A limitation of our study is the fact that it was performed in a single general practice, even though patients’ characteristics and the size of the practice are typical for an ordinary Austrian practice. Besides that, the prescription rates of CYP2D6-specific drugs highly correlated between the observer practice and all NOEGKK insured patients. That allows, to a certain extent, generalisation of our results to estimate the probability of prescribing a CYP2D6-specific drug to a patient who is not a NM. Another limitation is that only one member of the CYP family was tested although several drugs are also metabolised by other relevant members (e.g. CYP2C9, 2C19 or 3A4/5).

Conclusions

In 17.42% of patients (PM, IM or UM) with a prescription of a CYP2D6-metabolised drug, knowledge of the genetically defined metaboliser status would have been of immediate clinical relevance with respect to clinical guideline annotations, drug label annotations and clinical annotations.

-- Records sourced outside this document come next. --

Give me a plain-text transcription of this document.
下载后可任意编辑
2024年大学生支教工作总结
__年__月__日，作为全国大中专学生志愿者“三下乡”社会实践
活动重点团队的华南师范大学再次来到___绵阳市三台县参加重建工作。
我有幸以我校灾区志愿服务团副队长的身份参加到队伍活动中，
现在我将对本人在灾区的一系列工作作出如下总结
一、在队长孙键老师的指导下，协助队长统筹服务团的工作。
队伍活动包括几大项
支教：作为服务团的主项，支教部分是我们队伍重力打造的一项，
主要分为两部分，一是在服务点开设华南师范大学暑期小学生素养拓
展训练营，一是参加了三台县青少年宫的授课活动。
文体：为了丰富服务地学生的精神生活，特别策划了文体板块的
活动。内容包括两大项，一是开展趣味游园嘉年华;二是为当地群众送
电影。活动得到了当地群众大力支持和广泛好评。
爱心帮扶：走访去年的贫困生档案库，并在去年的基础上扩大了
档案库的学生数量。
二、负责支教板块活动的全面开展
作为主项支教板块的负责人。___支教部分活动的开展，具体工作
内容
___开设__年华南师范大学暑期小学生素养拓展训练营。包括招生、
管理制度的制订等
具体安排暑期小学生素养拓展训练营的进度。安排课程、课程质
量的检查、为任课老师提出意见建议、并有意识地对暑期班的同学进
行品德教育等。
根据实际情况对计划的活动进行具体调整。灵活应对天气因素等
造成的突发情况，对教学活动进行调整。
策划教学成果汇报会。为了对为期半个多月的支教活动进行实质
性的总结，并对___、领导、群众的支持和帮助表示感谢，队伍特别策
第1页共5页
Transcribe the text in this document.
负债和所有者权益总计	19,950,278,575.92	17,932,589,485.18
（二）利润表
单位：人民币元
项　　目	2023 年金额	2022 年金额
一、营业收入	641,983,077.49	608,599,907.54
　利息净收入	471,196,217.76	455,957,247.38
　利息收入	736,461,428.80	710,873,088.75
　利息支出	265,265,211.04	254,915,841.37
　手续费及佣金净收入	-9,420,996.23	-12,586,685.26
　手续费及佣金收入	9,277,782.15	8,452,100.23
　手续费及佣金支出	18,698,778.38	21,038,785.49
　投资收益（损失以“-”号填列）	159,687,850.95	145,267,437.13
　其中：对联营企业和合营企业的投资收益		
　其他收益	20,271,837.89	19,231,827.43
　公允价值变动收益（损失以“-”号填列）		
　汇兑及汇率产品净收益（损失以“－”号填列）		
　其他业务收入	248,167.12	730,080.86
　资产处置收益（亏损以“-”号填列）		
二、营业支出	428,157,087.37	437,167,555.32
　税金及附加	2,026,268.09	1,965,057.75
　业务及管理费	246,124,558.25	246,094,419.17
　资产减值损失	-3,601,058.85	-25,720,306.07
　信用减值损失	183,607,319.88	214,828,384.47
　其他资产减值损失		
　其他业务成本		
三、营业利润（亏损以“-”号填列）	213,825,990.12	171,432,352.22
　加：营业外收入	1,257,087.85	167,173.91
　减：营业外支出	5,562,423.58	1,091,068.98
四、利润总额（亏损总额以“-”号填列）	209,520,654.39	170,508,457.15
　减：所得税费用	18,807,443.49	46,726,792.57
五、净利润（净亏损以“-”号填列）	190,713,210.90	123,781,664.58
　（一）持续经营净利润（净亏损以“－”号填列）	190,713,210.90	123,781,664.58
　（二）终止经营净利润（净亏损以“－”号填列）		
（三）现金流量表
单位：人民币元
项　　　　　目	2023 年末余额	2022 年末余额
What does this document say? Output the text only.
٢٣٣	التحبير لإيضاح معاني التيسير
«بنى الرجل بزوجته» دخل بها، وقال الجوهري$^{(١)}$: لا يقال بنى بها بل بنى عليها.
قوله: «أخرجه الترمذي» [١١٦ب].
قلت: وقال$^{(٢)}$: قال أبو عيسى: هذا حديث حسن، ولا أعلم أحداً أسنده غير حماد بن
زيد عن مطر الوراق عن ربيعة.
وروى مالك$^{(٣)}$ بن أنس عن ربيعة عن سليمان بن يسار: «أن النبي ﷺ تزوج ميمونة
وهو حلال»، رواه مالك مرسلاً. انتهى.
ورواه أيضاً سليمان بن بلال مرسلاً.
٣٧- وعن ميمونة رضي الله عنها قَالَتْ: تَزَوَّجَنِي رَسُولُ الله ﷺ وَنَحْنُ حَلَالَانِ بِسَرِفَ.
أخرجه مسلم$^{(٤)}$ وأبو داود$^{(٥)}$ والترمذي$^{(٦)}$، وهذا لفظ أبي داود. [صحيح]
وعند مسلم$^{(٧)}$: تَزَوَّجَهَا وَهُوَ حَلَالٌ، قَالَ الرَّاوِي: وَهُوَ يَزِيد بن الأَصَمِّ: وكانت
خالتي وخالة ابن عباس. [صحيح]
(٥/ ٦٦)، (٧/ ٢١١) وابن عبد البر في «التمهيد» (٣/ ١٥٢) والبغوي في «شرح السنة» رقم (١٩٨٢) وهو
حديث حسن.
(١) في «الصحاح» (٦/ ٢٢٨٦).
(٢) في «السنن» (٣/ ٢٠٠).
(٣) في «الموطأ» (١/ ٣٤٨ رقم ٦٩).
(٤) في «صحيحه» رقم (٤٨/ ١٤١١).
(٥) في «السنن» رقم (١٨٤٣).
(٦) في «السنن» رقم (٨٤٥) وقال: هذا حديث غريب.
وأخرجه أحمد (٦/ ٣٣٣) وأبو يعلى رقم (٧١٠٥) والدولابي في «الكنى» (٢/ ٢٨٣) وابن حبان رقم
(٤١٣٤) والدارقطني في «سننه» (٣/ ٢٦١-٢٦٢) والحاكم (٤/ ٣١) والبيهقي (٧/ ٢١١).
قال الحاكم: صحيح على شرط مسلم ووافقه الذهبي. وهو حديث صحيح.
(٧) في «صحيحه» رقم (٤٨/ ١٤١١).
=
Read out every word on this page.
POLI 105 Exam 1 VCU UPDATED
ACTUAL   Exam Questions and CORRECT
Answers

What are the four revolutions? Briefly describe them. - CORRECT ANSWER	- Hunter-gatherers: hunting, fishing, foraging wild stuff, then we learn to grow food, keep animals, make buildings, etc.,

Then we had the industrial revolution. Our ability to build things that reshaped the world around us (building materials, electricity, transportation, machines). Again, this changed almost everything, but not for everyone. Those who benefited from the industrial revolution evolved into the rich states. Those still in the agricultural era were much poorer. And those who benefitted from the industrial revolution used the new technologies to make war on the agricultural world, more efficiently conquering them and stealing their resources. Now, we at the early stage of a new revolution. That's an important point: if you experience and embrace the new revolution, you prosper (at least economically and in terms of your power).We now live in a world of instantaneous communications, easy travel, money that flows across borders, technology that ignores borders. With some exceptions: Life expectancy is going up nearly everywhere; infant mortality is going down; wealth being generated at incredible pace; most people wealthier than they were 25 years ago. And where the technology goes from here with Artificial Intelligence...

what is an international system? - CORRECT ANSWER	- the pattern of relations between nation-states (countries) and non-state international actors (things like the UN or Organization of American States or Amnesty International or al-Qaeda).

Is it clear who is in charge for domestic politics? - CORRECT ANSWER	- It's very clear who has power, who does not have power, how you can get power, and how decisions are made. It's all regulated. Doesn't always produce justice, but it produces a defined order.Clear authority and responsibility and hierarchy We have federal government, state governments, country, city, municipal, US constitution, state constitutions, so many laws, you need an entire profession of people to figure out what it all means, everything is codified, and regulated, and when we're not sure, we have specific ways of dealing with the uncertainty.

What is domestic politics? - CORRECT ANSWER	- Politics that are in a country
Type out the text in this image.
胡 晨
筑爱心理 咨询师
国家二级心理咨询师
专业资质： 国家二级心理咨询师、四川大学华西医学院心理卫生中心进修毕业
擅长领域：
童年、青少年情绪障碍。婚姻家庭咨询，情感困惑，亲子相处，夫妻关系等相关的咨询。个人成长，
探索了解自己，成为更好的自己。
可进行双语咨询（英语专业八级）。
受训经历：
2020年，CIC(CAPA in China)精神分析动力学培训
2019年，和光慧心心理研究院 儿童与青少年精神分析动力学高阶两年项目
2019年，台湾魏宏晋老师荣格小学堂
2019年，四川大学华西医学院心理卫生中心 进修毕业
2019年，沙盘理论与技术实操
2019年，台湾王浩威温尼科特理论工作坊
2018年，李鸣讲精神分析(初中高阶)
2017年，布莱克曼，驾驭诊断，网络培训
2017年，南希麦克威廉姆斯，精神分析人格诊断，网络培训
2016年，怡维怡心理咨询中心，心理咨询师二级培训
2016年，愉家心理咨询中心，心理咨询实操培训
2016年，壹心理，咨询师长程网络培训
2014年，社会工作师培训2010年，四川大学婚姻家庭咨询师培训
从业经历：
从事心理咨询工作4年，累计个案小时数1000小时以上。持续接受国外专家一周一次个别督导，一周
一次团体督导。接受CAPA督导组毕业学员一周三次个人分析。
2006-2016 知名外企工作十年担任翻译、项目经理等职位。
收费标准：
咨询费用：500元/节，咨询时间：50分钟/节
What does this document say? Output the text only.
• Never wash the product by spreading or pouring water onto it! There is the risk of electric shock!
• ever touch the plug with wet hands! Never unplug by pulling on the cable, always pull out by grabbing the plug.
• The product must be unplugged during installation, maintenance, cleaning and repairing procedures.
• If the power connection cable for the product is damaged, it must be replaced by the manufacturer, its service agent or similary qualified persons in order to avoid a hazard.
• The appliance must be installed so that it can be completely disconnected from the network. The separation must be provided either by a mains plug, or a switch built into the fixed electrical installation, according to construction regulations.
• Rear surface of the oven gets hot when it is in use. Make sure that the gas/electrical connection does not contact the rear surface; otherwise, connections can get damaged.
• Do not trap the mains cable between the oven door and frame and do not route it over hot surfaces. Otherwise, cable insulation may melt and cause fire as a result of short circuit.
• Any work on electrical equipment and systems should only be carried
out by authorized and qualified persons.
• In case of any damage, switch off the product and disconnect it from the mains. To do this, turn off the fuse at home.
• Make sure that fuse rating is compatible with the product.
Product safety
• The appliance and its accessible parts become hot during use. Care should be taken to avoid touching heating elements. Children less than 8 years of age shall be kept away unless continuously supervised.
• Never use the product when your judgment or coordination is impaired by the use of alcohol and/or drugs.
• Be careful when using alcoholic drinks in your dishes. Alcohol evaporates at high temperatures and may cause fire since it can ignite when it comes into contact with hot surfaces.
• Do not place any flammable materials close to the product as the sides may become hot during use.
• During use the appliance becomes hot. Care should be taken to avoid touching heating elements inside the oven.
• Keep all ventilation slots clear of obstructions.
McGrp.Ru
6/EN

Below is the link to the electronic supplementary material.

Supplementary material 1 (PDF 1601 kb)

Poor, intermediate and ultra-rapid drug metabolisers of the cytochrome P450 (CYP) 2D6 enzyme have an elevated risk to experience serious adverse drug reactions.

In general practice, a patient’s metaboliser status is usually unknown when a prescription of a CYP2D6-relevant drug takes place.

This study revealed that in 17.42% of patients with a prescription of a CYP2D-relevant drug during the previous 3 years, knowledge of a patient’s CYP2D6 metaboliser status would have been of immediate clinical relevance before prescription took place.